Sono Fariha, vengo da un piccolo villaggio in Pakistan. Non ricordo più cosa significhi avere una famiglia, l’ho persa troppo presto. Mia madre, mio padre, i miei fratelli non esistono più… morti o dispersi in un disperato viaggio verso l’Occidente.

Non c’era più nulla che mi legasse al mio villaggio, al posto in cui ero nata. Avevo paura di restare, paura di essere una donna in un luogo in cui esserlo rappresentava una minaccia per me.

Per questo ho deciso di partire. Dal Pakistan all’Italia, milioni di passi, uno dopo l’altro, per nove lunghi mesi.

Viaggiare da sola mi faceva paura, ma le volte in cui non lo ero rimpiangevo quella mia solitudine. Ho diviso il mio percorso con uomini che hanno trasformato quel percorso disperato in qualcosa di ancora peggiore.

Quando sono arrivata in Italia, in Puglia, alcuni miei connazionali mi hanno trovato un lavoro come bracciante agricola. Ma non credevo sarebbe andata così: fino a 15 ore piegati nei campi a lavorare, con la terra e la fatica che ti bruciano le mani e gli occhi.
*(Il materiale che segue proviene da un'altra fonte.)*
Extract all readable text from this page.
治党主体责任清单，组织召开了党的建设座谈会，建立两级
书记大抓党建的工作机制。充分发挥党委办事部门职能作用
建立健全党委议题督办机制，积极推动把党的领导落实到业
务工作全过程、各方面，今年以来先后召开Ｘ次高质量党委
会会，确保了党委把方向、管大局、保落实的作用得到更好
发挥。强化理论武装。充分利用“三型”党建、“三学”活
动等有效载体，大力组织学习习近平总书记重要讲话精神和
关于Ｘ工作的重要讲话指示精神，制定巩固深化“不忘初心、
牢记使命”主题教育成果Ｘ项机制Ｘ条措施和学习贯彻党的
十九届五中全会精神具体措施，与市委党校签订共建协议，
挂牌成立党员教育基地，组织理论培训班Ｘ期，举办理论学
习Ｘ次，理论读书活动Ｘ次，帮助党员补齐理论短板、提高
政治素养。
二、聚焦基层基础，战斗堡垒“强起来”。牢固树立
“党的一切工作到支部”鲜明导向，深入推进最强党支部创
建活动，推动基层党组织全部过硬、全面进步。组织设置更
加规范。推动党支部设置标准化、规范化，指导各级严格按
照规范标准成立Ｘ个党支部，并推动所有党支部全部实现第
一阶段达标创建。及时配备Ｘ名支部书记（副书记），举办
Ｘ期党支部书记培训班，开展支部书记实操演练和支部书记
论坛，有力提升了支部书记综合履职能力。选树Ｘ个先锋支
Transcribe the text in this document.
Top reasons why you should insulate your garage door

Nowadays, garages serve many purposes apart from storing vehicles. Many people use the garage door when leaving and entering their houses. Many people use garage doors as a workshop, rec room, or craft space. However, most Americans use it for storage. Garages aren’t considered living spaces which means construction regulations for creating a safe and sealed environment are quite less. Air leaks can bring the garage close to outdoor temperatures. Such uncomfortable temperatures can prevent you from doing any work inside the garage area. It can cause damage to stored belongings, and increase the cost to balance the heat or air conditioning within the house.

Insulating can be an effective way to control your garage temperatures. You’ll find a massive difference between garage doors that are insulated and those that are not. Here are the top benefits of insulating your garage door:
Il dolore alla schiena e la tosse per i prodotti chimici, di notte non ti facevano dormire e il giorno dopo tutto iniziava come quello precedente.

Per sopportare quel male a volte usavamo delle sostanze, so che è sbagliato, ma non potevo non lavorare e non potevo lavorare senza riuscire più nemmeno a piegare le dita.

Ma non voglio parlarne, non voglio ricordare: è l’unico modo per illudermi che nulla sia mai accaduto.